The great aviation pioneer Howard Hughes flew himself to and from business meetings, for the sheer joy of flying. One particular day he planned to do exactly this, and so phoned ahead to the airfield to have his personal airplane brought out of the hangar and refueled for the trip.The trip was expected to be two hours outbound and then two hours returning, so a total of four hours' worth of fuel (about 40 gallons) was required. Small airplanes at the time (1940s) did not have fuel gauges; therefore, before each trip, the anticipated fuel load is calculated and added to the airplane. They do not fill the tanks to full if they do not anticipate needing full tanks, because fuel is heavy.
Howard reached the airport, parked his car, did a quick walkaround of the aircraft, and then took off for his destination.
An hour and a half into the flight, the airplane unexpectedly ran out of fuel. The fuel load had been miscalculated.
Howard had to land in a farmer's field. The rough ground wrecked the airplane, but Howard was okay. He walked to the nearby farmhouse and called for a ride back home.
When he finally got back to the airport, he summoned the young man who had refueled his airplane.

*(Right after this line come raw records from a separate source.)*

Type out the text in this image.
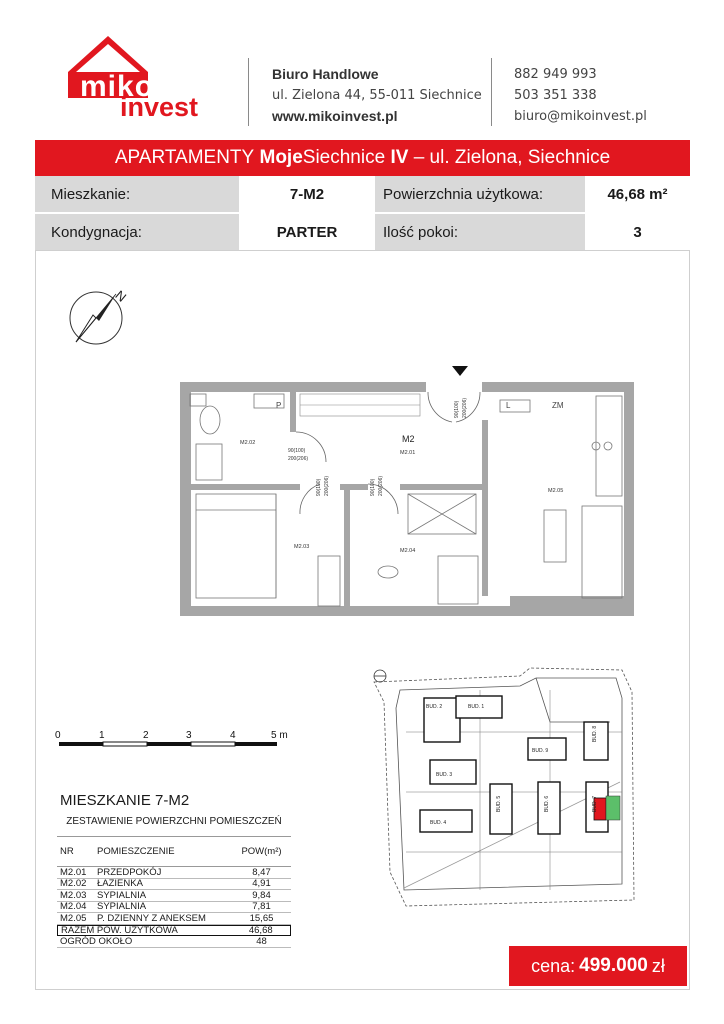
miko
invest
Biuro Handlowe
ul. Zielona 44, 55-011 Siechnice
www.mikoinvest.pl
882 949 993
503 351 338
biuro@mikoinvest.pl
APARTAMENTY
Moje Siechnice
IV
– ul. Zielona, Siechnice
Mieszkanie:	7-M2	Powierzchnia użytkowa:	46,68 m²
Kondygnacja:	PARTER	Ilość pokoi:	3
N
P	L	ZM
M2
M2.01
M2.02
M2.03
M2.04
M2.05
90(100)
200(206)
90(100) 200(206)	90(100) 200(206)
90(100) 200(206)
0	1	2	3	4	5 m
BUD. 1
BUD. 2
BUD. 3
BUD. 4
BUD. 5	BUD. 6	BUD. 7
BUD. 8
BUD. 9
MIESZKANIE 7-M2
ZESTAWIENIE POWIERZCHNI POMIESZCZEŃ
NR	POMIESZCZENIE	POW(m²)
M2.01	PRZEDPOKÓJ	8,47
M2.02	ŁAZIENKA	4,91
M2.03	SYPIALNIA	9,84
M2.04	SYPIALNIA	7,81
M2.05	P. DZIENNY Z ANEKSEM	15,65
RAZEM POW. UŻYTKOWA	46,68
OGRÓD OKOŁO	48
cena: 499.000 zł
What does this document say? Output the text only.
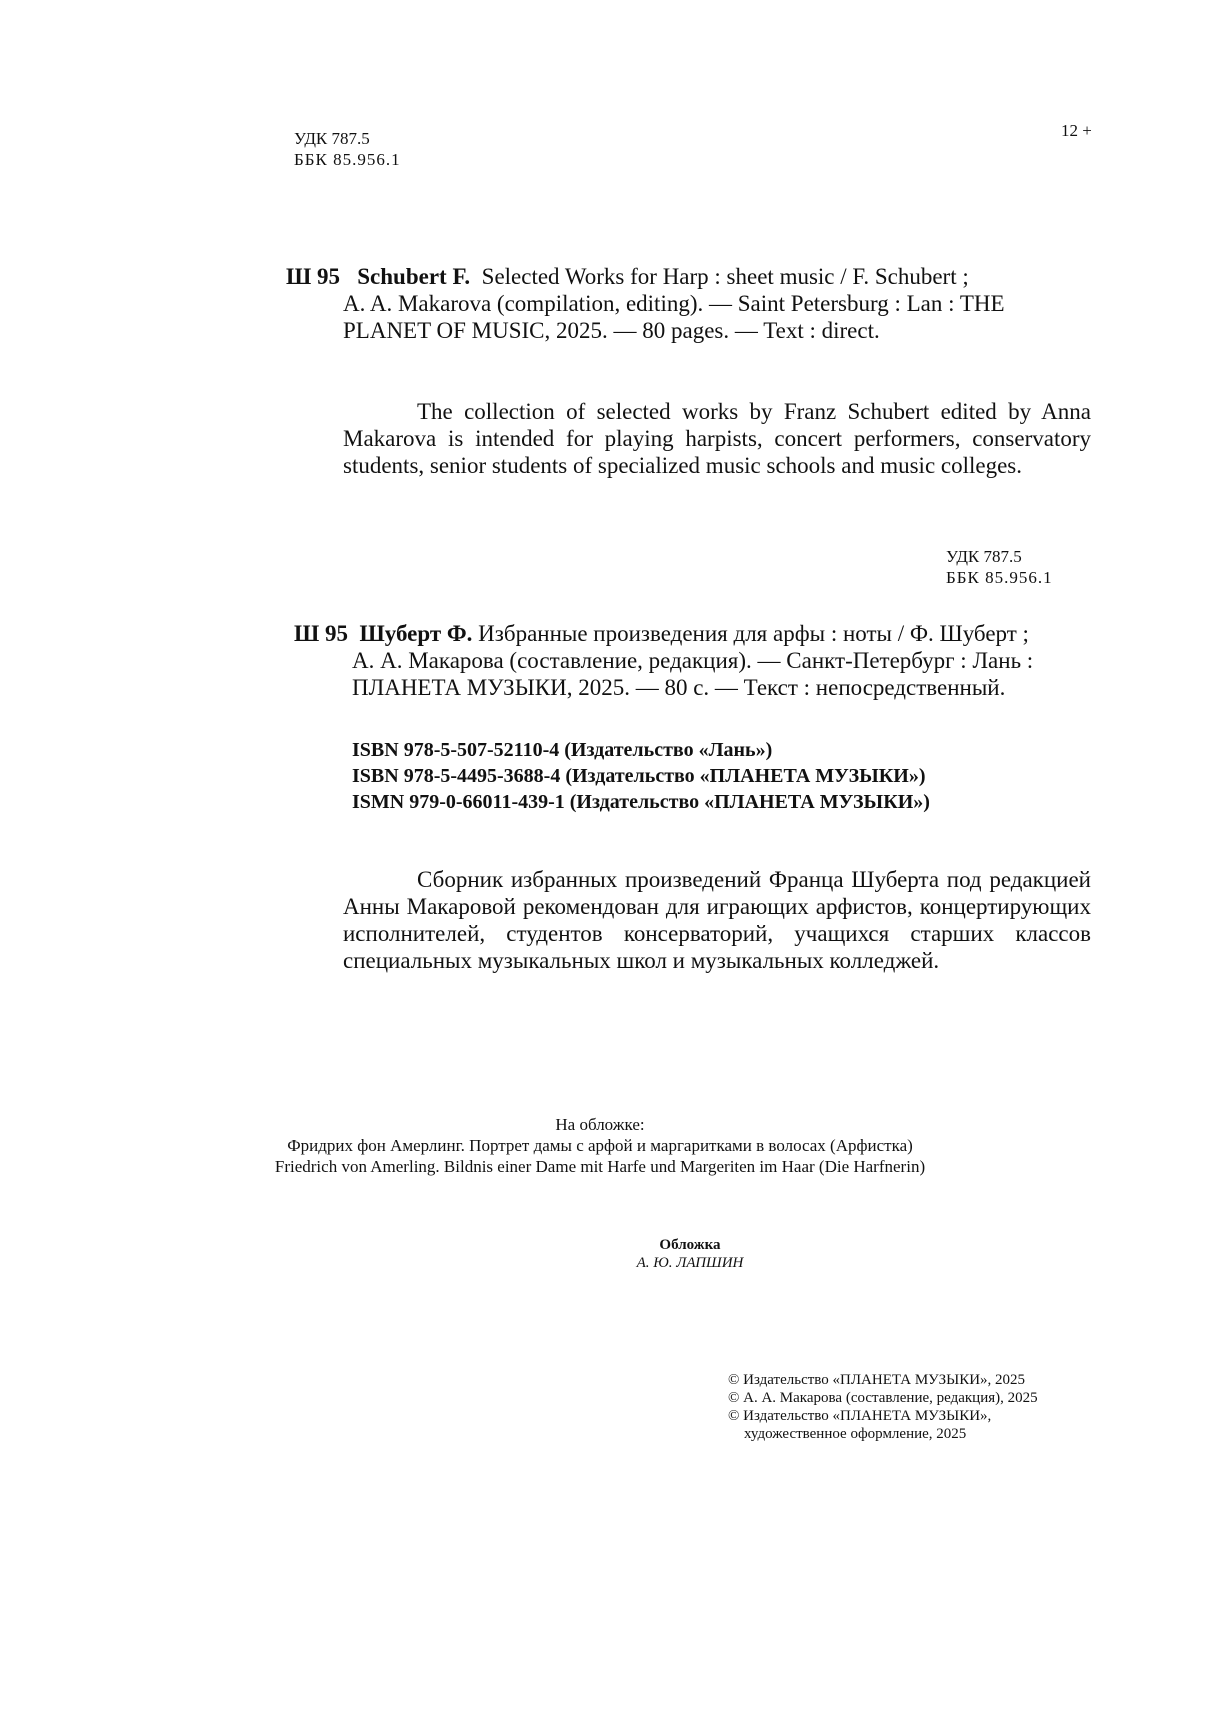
УДК 787.5
ББК 85.956.1
12 +
Ш 95 Schubert F. Selected Works for Harp : sheet music / F. Schubert ;
A. A. Makarova (compilation, editing). — Saint Petersburg : Lan : THE
PLANET OF MUSIC, 2025. — 80 pages. — Text : direct.
The collection of selected works by Franz Schubert edited by Anna Makarova is intended for playing harpists, concert performers, conservatory students, senior students of specialized music schools and music colleges.
УДК 787.5
ББК 85.956.1
Ш 95 Шуберт Ф. Избранные произведения для арфы : ноты / Ф. Шуберт ;
А. А. Макарова (составление, редакция). — Санкт-Петербург : Лань :
ПЛАНЕТА МУЗЫКИ, 2025. — 80 с. — Текст : непосредственный.
ISBN 978-5-507-52110-4 (Издательство «Лань»)
ISBN 978-5-4495-3688-4 (Издательство «ПЛАНЕТА МУЗЫКИ»)
ISMN 979-0-66011-439-1 (Издательство «ПЛАНЕТА МУЗЫКИ»)
Сборник избранных произведений Франца Шуберта под редакцией Анны Макаровой рекомендован для играющих арфистов, концертирующих исполнителей, студентов консерваторий, учащихся старших классов специальных музыкальных школ и музыкальных колледжей.
На обложке:
Фридрих фон Амерлинг. Портрет дамы с арфой и маргаритками в волосах (Арфистка)
Friedrich von Amerling. Bildnis einer Dame mit Harfe und Margeriten im Haar (Die Harfnerin)
Обложка
А. Ю. ЛАПШИН
© Издательство «ПЛАНЕТА МУЗЫКИ», 2025
© А. А. Макарова (составление, редакция), 2025
© Издательство «ПЛАНЕТА МУЗЫКИ»,
художественное оформление, 2025
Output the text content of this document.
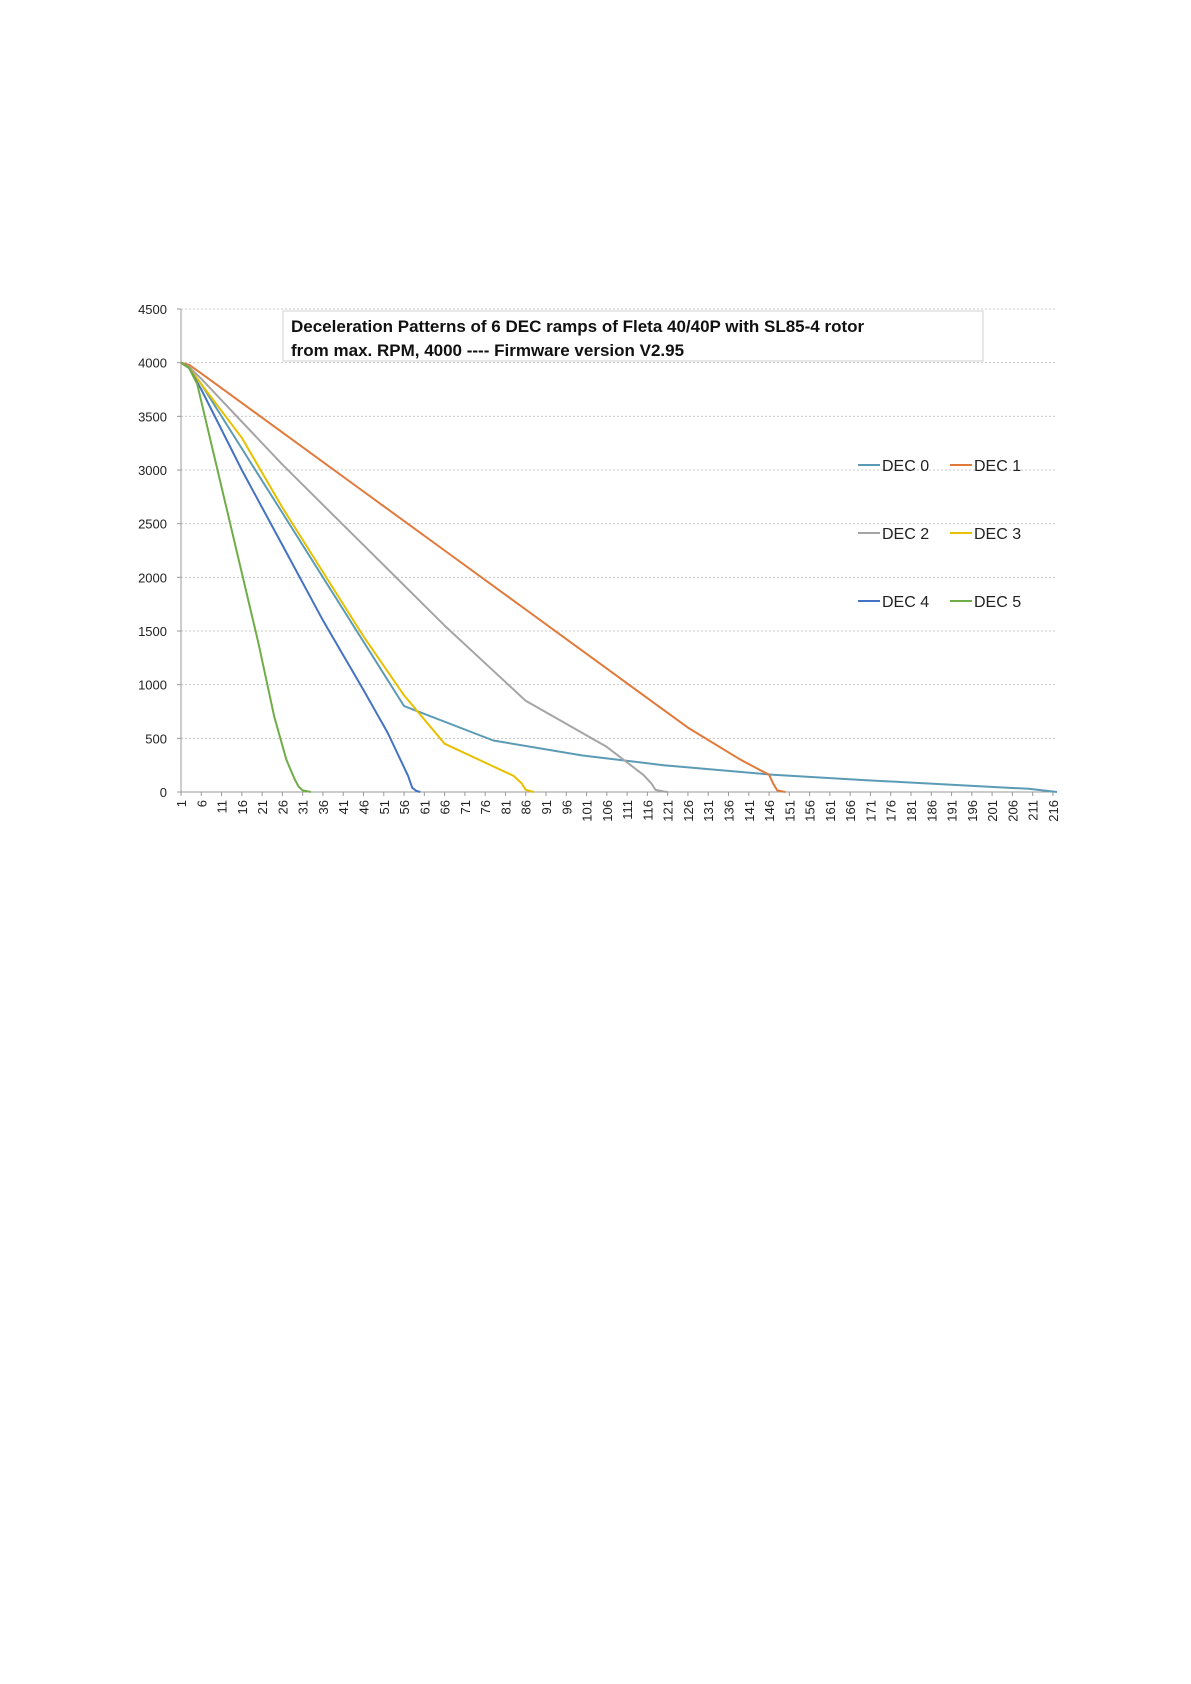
0
500
1000
1500
2000
2500
3000
3500
4000
4500
1 6 11 16 21 26 31 36 41 46 51 56 61 66 71 76 81 86 91 96 101 106 111 116 121 126 131 136 141 146 151 156 161 166 171 176 181 186 191 196 201 206 211 216
Deceleration Patterns of 6 DEC ramps of Fleta 40/40P with SL85-4 rotor
from max. RPM, 4000 ---- Firmware version V2.95
DEC 0	DEC 1
DEC 2	DEC 3
DEC 4	DEC 5
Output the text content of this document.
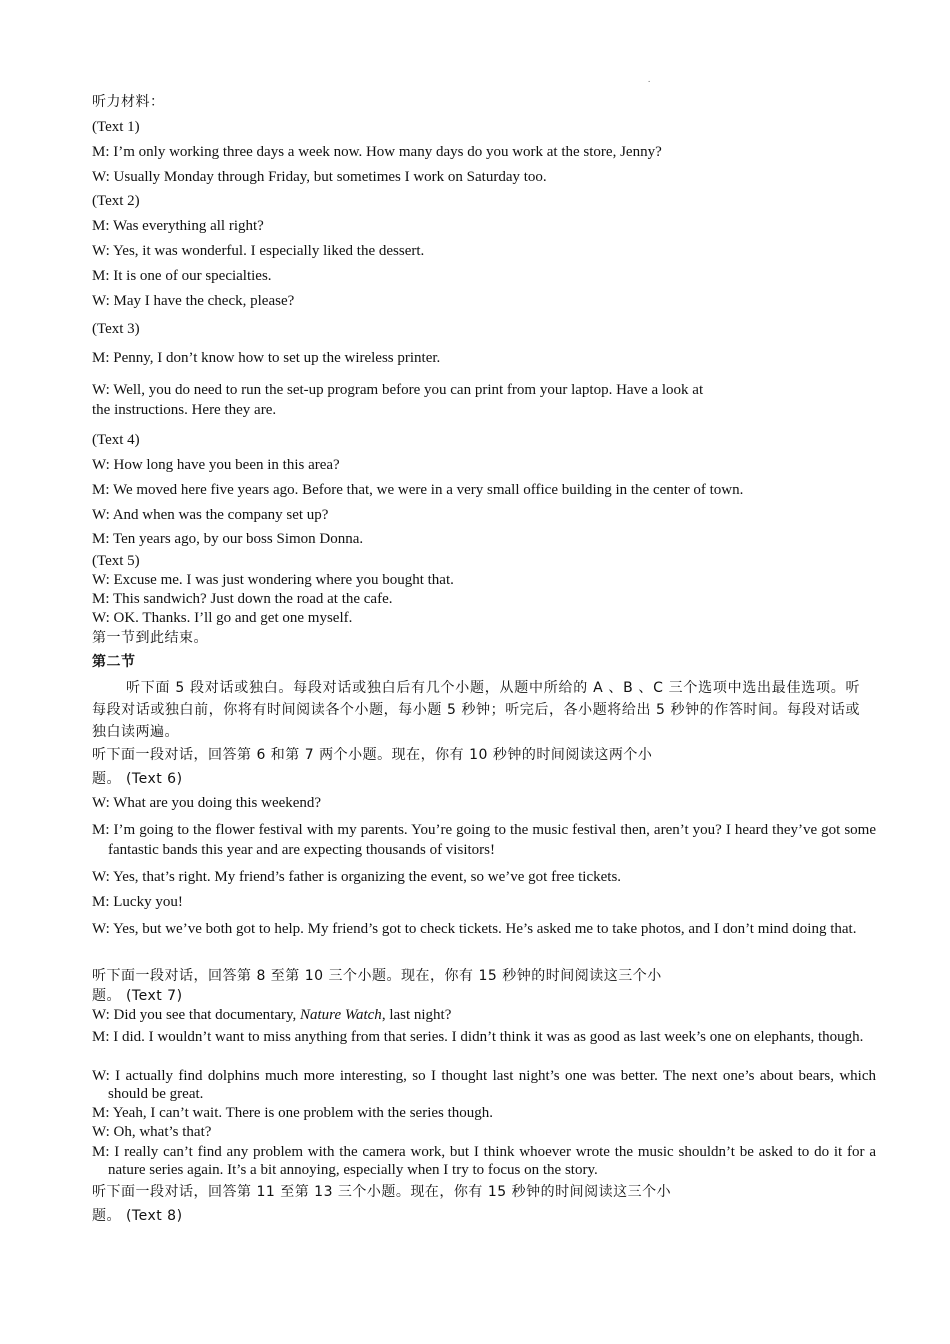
.
听力材料：
(Text 1)
M: I’m only working three days a week now. How many days do you work at the store, Jenny?
W: Usually Monday through Friday, but sometimes I work on Saturday too.
(Text 2)
M: Was everything all right?
W: Yes, it was wonderful. I especially liked the dessert.
M: It is one of our specialties.
W: May I have the check, please?
(Text 3)
M: Penny, I don’t know how to set up the wireless printer.
W: Well, you do need to run the set-up program before you can print from your laptop. Have a look at
the instructions. Here they are.
(Text 4)
W: How long have you been in this area?
M: We moved here five years ago. Before that, we were in a very small office building in the center of town.
W: And when was the company set up?
M: Ten years ago, by our boss Simon Donna.
(Text 5)
W: Excuse me. I was just wondering where you bought that.
M: This sandwich? Just down the road at the cafe.
W: OK. Thanks. I’ll go and get one myself.
第一节到此结束。
第二节
听下面 5 段对话或独白。每段对话或独白后有几个小题，从题中所给的 A 、B 、C 三个选项中选出最佳选项。听每段对话或独白前，你将有时间阅读各个小题，每小题 5 秒钟；听完后，各小题将给出 5 秒钟的作答时间。每段对话或独白读两遍。
听下面一段对话，回答第 6 和第 7 两个小题。现在，你有 10 秒钟的时间阅读这两个小
题。 (Text 6)
W: What are you doing this weekend?
M: I’m going to the flower festival with my parents. You’re going to the music festival then, aren’t you? I heard they’ve got some fantastic bands this year and are expecting thousands of visitors!
W: Yes, that’s right. My friend’s father is organizing the event, so we’ve got free tickets.
M: Lucky you!
W: Yes, but we’ve both got to help. My friend’s got to check tickets. He’s asked me to take photos, and I don’t mind doing that.
听下面一段对话，回答第 8 至第 10 三个小题。现在，你有 15 秒钟的时间阅读这三个小
题。 (Text 7)
W: Did you see that documentary, Nature Watch, last night?
M: I did. I wouldn’t want to miss anything from that series. I didn’t think it was as good as last week’s one on elephants, though.
W: I actually find dolphins much more interesting, so I thought last night’s one was better. The next one’s about bears, which should be great.
M: Yeah, I can’t wait. There is one problem with the series though.
W: Oh, what’s that?
M: I really can’t find any problem with the camera work, but I think whoever wrote the music shouldn’t be asked to do it for a nature series again. It’s a bit annoying, especially when I try to focus on the story.
听下面一段对话，回答第 11 至第 13 三个小题。现在，你有 15 秒钟的时间阅读这三个小
题。 (Text 8)
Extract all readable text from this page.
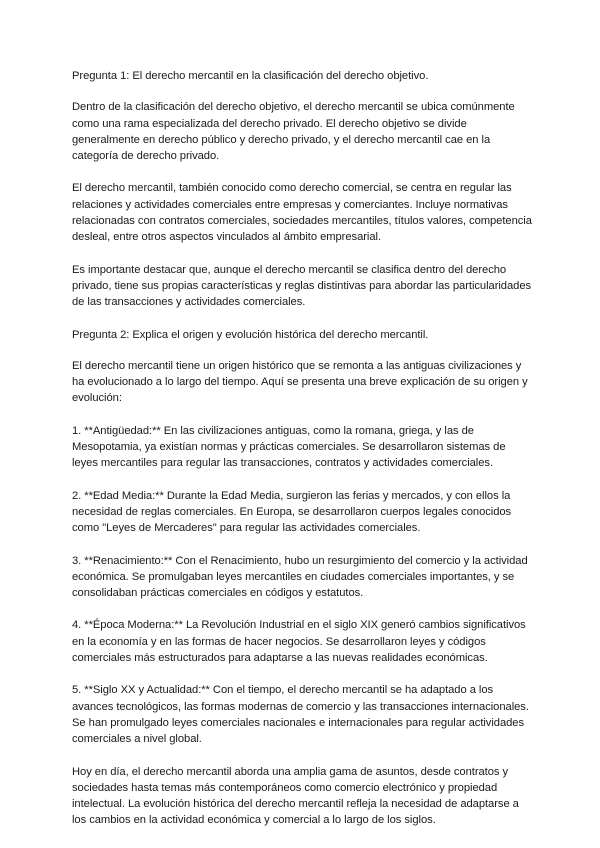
Pregunta 1: El derecho mercantil en la clasificación del derecho objetivo.

Dentro de la clasificación del derecho objetivo, el derecho mercantil se ubica comúnmente como una rama especializada del derecho privado. El derecho objetivo se divide generalmente en derecho público y derecho privado, y el derecho mercantil cae en la categoría de derecho privado.

El derecho mercantil, también conocido como derecho comercial, se centra en regular las relaciones y actividades comerciales entre empresas y comerciantes. Incluye normativas relacionadas con contratos comerciales, sociedades mercantiles, títulos valores, competencia desleal, entre otros aspectos vinculados al ámbito empresarial.

Es importante destacar que, aunque el derecho mercantil se clasifica dentro del derecho privado, tiene sus propias características y reglas distintivas para abordar las particularidades de las transacciones y actividades comerciales.

Pregunta 2: Explica el origen y evolución histórica del derecho mercantil.

El derecho mercantil tiene un origen histórico que se remonta a las antiguas civilizaciones y ha evolucionado a lo largo del tiempo. Aquí se presenta una breve explicación de su origen y evolución:

1. **Antigüedad:** En las civilizaciones antiguas, como la romana, griega, y las de Mesopotamia, ya existían normas y prácticas comerciales. Se desarrollaron sistemas de leyes mercantiles para regular las transacciones, contratos y actividades comerciales.

2. **Edad Media:** Durante la Edad Media, surgieron las ferias y mercados, y con ellos la necesidad de reglas comerciales. En Europa, se desarrollaron cuerpos legales conocidos como "Leyes de Mercaderes" para regular las actividades comerciales.

3. **Renacimiento:** Con el Renacimiento, hubo un resurgimiento del comercio y la actividad económica. Se promulgaban leyes mercantiles en ciudades comerciales importantes, y se consolidaban prácticas comerciales en códigos y estatutos.

4. **Época Moderna:** La Revolución Industrial en el siglo XIX generó cambios significativos en la economía y en las formas de hacer negocios. Se desarrollaron leyes y códigos comerciales más estructurados para adaptarse a las nuevas realidades económicas.

5. **Siglo XX y Actualidad:** Con el tiempo, el derecho mercantil se ha adaptado a los avances tecnológicos, las formas modernas de comercio y las transacciones internacionales. Se han promulgado leyes comerciales nacionales e internacionales para regular actividades comerciales a nivel global.

Hoy en día, el derecho mercantil aborda una amplia gama de asuntos, desde contratos y sociedades hasta temas más contemporáneos como comercio electrónico y propiedad intelectual. La evolución histórica del derecho mercantil refleja la necesidad de adaptarse a los cambios en la actividad económica y comercial a lo largo de los siglos.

The young man had already heard what'd happened, and was terrified to answer for crashing (and almost killing) the legendary Howard Hughes.
The young man entered Howard's office, quivering in fright.
"You are now in charge of all refueling operations for all of my aircraft here."
"W-why?" the young man managed to answer.
"Because you are the only person here that I am certain will not make that mistake."
When an employee makes an expensive mistake, if you can see that the mistake was made in good faith, then you now have an employee who is guaranteed to never make that particular mistake again. Maybe it's best to think of the cost of the mistake as a training expense.
Of course it is hard to tell the difference between bad luck versus negligence... and probably every accident contains a little of both. Nobody can tell you how to handle each unique situation, but keep this story in mind when making your decision.